The ICO has already faced months of criticizism from European privacy experts over the lack of regulatory action to enforce regional data protection standards around RTB.

And while the regulator has voiced concerns about the lawfulness of practices underpinning behavioral advertising — and urged industry reform — it’s been a bark that hasn’t been backed up with any bite.

The upshot in the UK is Internet users’ personal data continues to be processed at vast scale by the ad targeting industry with no way for people to know where their information might be ending up nor how exactly it’s being used.

Concerns about the mass surveillance of Internet users to power behavioral advertising have been stepping up for years. Personal data that’s being routinely traded for ad targeting via RTB has been shown to include highly sensitive data such as health information, sexual orientation and political affiliation.

On the flip side, government and public health websites in Europe have also been shown sharing data on users with ad trackers — as have commercial sites that offer help with sensitive issues like mental health.
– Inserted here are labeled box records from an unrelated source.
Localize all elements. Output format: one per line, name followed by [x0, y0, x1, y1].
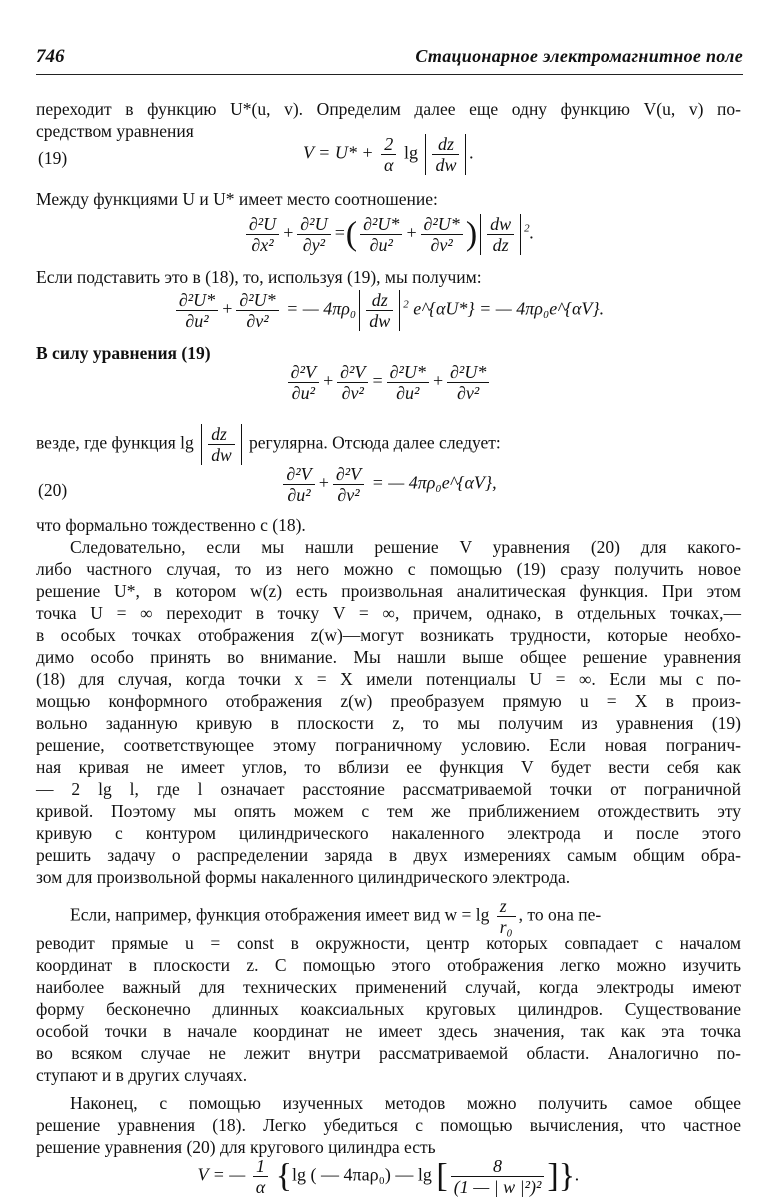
- eq19-dw: dw: [435, 155, 457, 175]
- text-line: зом для произвольной формы накаленного цилиндрического электрода.: [36, 867, 571, 887]
- eq19-den: α: [383, 155, 394, 175]
- sub-dz: dz: [366, 290, 393, 311]
- equation-label-20: (20): [38, 480, 68, 500]
- equation-final: V = — $\frac{1}{\alpha}$ {lg ( — 4πaρ₀) — lg [ $\frac{8}{\text{(1 — | w |²)²}}$ ]}.: [197, 1156, 580, 1197]
- eq19-lg: lg: [403, 142, 418, 163]
- eq19-dz: dz: [432, 134, 459, 155]
- rel-dz: dz: [492, 235, 509, 255]
- fin-mid: lg ( — 4πaρ₀) — lg: [292, 1164, 432, 1185]
- text-line: либо частного случая, то из него можно с помощью (19) сразу получить новое: [36, 559, 741, 579]
- text-line: Между функциями U и U* имеет место соотношение:: [36, 189, 438, 209]
- text-line: ная кривая не имеет углов, то вблизи ее функция V будет вести себя как: [36, 757, 741, 777]
- sub-exp: e^{αU*}: [413, 298, 475, 319]
- eq20-rhs: = — 4πρ₀e^{αV},: [371, 472, 497, 493]
- lg-dw: dw: [211, 445, 232, 465]
- text-line: решение уравнения (20) для кругового цилиндра есть: [36, 1137, 436, 1157]
- text-line: переходит в функцию U*(u, v). Определим далее еще одну функцию V(u, v) по-: [36, 99, 741, 119]
- text-line: решение, соответствующее этому пограничному условию. Если новая погранич-: [36, 735, 741, 755]
- equation-label-19: (19): [38, 148, 68, 168]
- fin-end: .: [575, 1164, 580, 1185]
- cons-b-num: ∂²V: [337, 362, 368, 383]
- fin-num2: 8: [451, 1156, 545, 1177]
- text-line: средством уравнения: [36, 121, 194, 141]
- cons-d-num: ∂²U*: [447, 362, 489, 383]
- sub-tail: = — 4πρ₀e^{αV}.: [479, 298, 605, 319]
- text-line: точка U = ∞ переходит в точку V = ∞, причем, однако, в отдельных точках,—: [36, 603, 741, 623]
- cons-a-num: ∂²V: [288, 362, 319, 383]
- running-title: Стационарное электромагнитное поле: [415, 46, 743, 66]
- eq19-lhs: V = U* +: [303, 142, 374, 163]
- cons-c-num: ∂²U*: [387, 362, 429, 383]
- text-line: вольно заданную кривую в плоскости z, то мы получим из уравнения (19): [36, 713, 741, 733]
- fin-num: 1: [253, 1156, 268, 1177]
- sub-a-den: ∂u²: [185, 311, 209, 331]
- cons-a-den: ∂u²: [291, 383, 315, 403]
- sub-b-den: ∂v²: [246, 311, 269, 331]
- p2-prefix: Если, например, функция отображения имеет вид w = lg: [70, 904, 490, 925]
- rel-c-den: ∂u²: [369, 235, 393, 255]
- rel-d-num: ∂²U*: [421, 214, 463, 235]
- text-line: Если подставить это в (18), то, используя (19), мы получим:: [36, 267, 482, 287]
- fin-lhs: V = —: [197, 1164, 246, 1185]
- fin-den2: (1 — | w |²)²: [453, 1177, 542, 1197]
- rel-d-den: ∂v²: [430, 235, 453, 255]
- page-header: [36, 44, 743, 75]
- sub-a-num: ∂²U*: [176, 290, 218, 311]
- eq20-a-num: ∂²V: [283, 464, 314, 485]
- w-num: z: [497, 896, 516, 917]
- text-lg-suffix: регулярна. Отсюда далее следует:: [249, 432, 501, 453]
- text-line: во всяком случае не лежит внутри рассматриваемой области. Аналогично по-: [36, 1043, 741, 1063]
- eq20-b-den: ∂v²: [337, 485, 360, 505]
- fin-den: α: [255, 1177, 266, 1197]
- eq20-b-num: ∂²V: [333, 464, 364, 485]
- text-line: ступают и в других случаях.: [36, 1065, 248, 1085]
- text-line: что формально тождественно с (18).: [36, 515, 306, 535]
- text-line: кривую с контуром цилиндрического накаленного электрода и после этого: [36, 823, 741, 843]
- text-line: решение U*, в котором w(z) есть произвольная аналитическая функция. При этом: [36, 581, 741, 601]
- text-line: форму бесконечно длинных коаксиальных круговых цилиндров. Существование: [36, 999, 741, 1019]
- text-line-w: [70, 896, 741, 937]
- text-line: в особых точках отображения z(w)—могут возникать трудности, которые необхо-: [36, 625, 741, 645]
- text-line: димо особо принять во внимание. Мы нашли выше общее решение уравнения: [36, 647, 741, 667]
- page-number: 746: [36, 46, 65, 67]
- text-line: Наконец, с помощью изученных методов можно получить самое общее: [70, 1093, 741, 1113]
- equation-19: V = U* + $\frac{2}{\alpha}$ lg $\frac{dz}{dw}$ .: [303, 134, 474, 175]
- rel-c-num: ∂²U*: [360, 214, 402, 235]
- text-line: решение уравнения (18). Легко убедиться с помощью вычисления, что частное: [36, 1115, 741, 1135]
- eq19-num: 2: [381, 134, 396, 155]
- text-line: особой точки в начале координат не имеет здесь значения, так как эта точка: [36, 1021, 741, 1041]
- rel-a-den: ∂x²: [251, 235, 274, 255]
- text-line: (18) для случая, когда точки x = X имели потенциалы U = ∞. Если мы с по-: [36, 669, 741, 689]
- text-line: В силу уравнения (19): [36, 343, 211, 363]
- cons-b-den: ∂v²: [341, 383, 364, 403]
- text-line: — 2 lg l, где l означает расстояние рассматриваемой точки от пограничной: [36, 779, 741, 799]
- text-line: решить задачу о распределении заряда в двух измерениях самым общим обра-: [36, 845, 741, 865]
- eq19-fraction: [381, 134, 396, 175]
- text-line: мощью конформного отображения z(w) преобразуем прямую u = X в произ-: [36, 691, 741, 711]
- p2-suffix: , то она пе-: [518, 904, 602, 925]
- eq20-a-den: ∂u²: [287, 485, 311, 505]
- text-line-lg: [36, 424, 741, 465]
- sub-b-num: ∂²U*: [236, 290, 278, 311]
- rel-b-num: ∂²U: [297, 214, 330, 235]
- text-line: реводит прямые u = const в окружности, центр которых совпадает с началом: [36, 933, 741, 953]
- text-line: Следовательно, если мы нашли решение V уравнения (20) для какого-: [70, 537, 741, 557]
- equation-substitution: $\frac{\text{∂²U*}}{\text{∂u²}}$ + $\frac{\text{∂²U*}}{\text{∂v²}}$ = — 4πρ₀ $\frac{dz}{dw}$ $^2$ e^{αU*} = — 4πρ₀e^{αV}.: [0, 290, 777, 331]
- sub-mid: = — 4πρ₀: [286, 298, 357, 319]
- lg-dz: dz: [208, 424, 234, 445]
- text-line: наиболее важный для технических применений случай, когда электроды имеют: [36, 977, 741, 997]
- text-line: кривой. Поэтому мы опять можем с тем же приближением отождествить эту: [36, 801, 741, 821]
- equation-relation: $\frac{\text{∂²U}}{\text{∂x²}}$ + $\frac{\text{∂²U}}{\text{∂y²}}$ =( $\frac{\text{∂²U*}}{\text{∂u²}}$ + $\frac{\text{∂²U*}}{\text{∂v²}}$ ) $\frac{dw}{dz}$ $^2$.: [0, 214, 777, 255]
- cons-d-den: ∂v²: [457, 383, 480, 403]
- text-lg-prefix: везде, где функция lg: [36, 432, 194, 453]
- rel-dw: dw: [487, 214, 514, 235]
- equation-20: $\frac{\text{∂²V}}{\text{∂u²}}$ + $\frac{\text{∂²V}}{\text{∂v²}}$ = — 4πρ₀e^{αV},: [0, 464, 777, 505]
- text-line: координат в плоскости z. С помощью этого отображения легко можно изучить: [36, 955, 741, 975]
- cons-c-den: ∂u²: [396, 383, 420, 403]
- sub-dw: dw: [369, 311, 391, 331]
- rel-b-den: ∂y²: [302, 235, 326, 255]
- rel-a-num: ∂²U: [246, 214, 279, 235]
- w-den: r₀: [499, 917, 513, 937]
- eq19-abs: [425, 134, 466, 175]
- equation-consequence: $\frac{\text{∂²V}}{\text{∂u²}}$ + $\frac{\text{∂²V}}{\text{∂v²}}$ = $\frac{\text{∂²U*}}{\text{∂u²}}$ + $\frac{\text{∂²U*}}{\text{∂v²}}$: [0, 362, 777, 403]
Earlier this month the European Parliament called for tighter controls on microtargeting — in favor of less intrusive, contextual forms of advertising.

As well as the inherent insecurity of RTB systems broadcasting people’s information over the Internet, another objection in Europe concerns whether or not all the players in the adtech chain are obtaining legally valid consent to process people’s data for ad targeting — as they are supposed to under GDPR.

Last month preliminary findings by the Belgium data protection authority cast doubt on the legality of an industry standard tool for gathering Internet users’ consent to ad targeting — with an investigation finding that the IAB Europe’s Trust and Consent Framework (TCF) fails to comply with GDPR principles of transparency, fairness and accountability, and also the lawfulness of processing.

It also found the TCF does not provide adequate rules for the processing of so-called special category data (e.g. health information, political affiliation, sexual orientation etc) .

Data protection authorities in Ireland, meanwhile, are continue to investigate RTB — opening a probe into how Google’s online ad exchange is processing people’s data in May last year. Though Ireland’s Data Protection Commission is also under fire for regulatory inaction.

The complaint was filed there at the same time as in the UK — meaning it’s also over two years old and still no decision to show for it.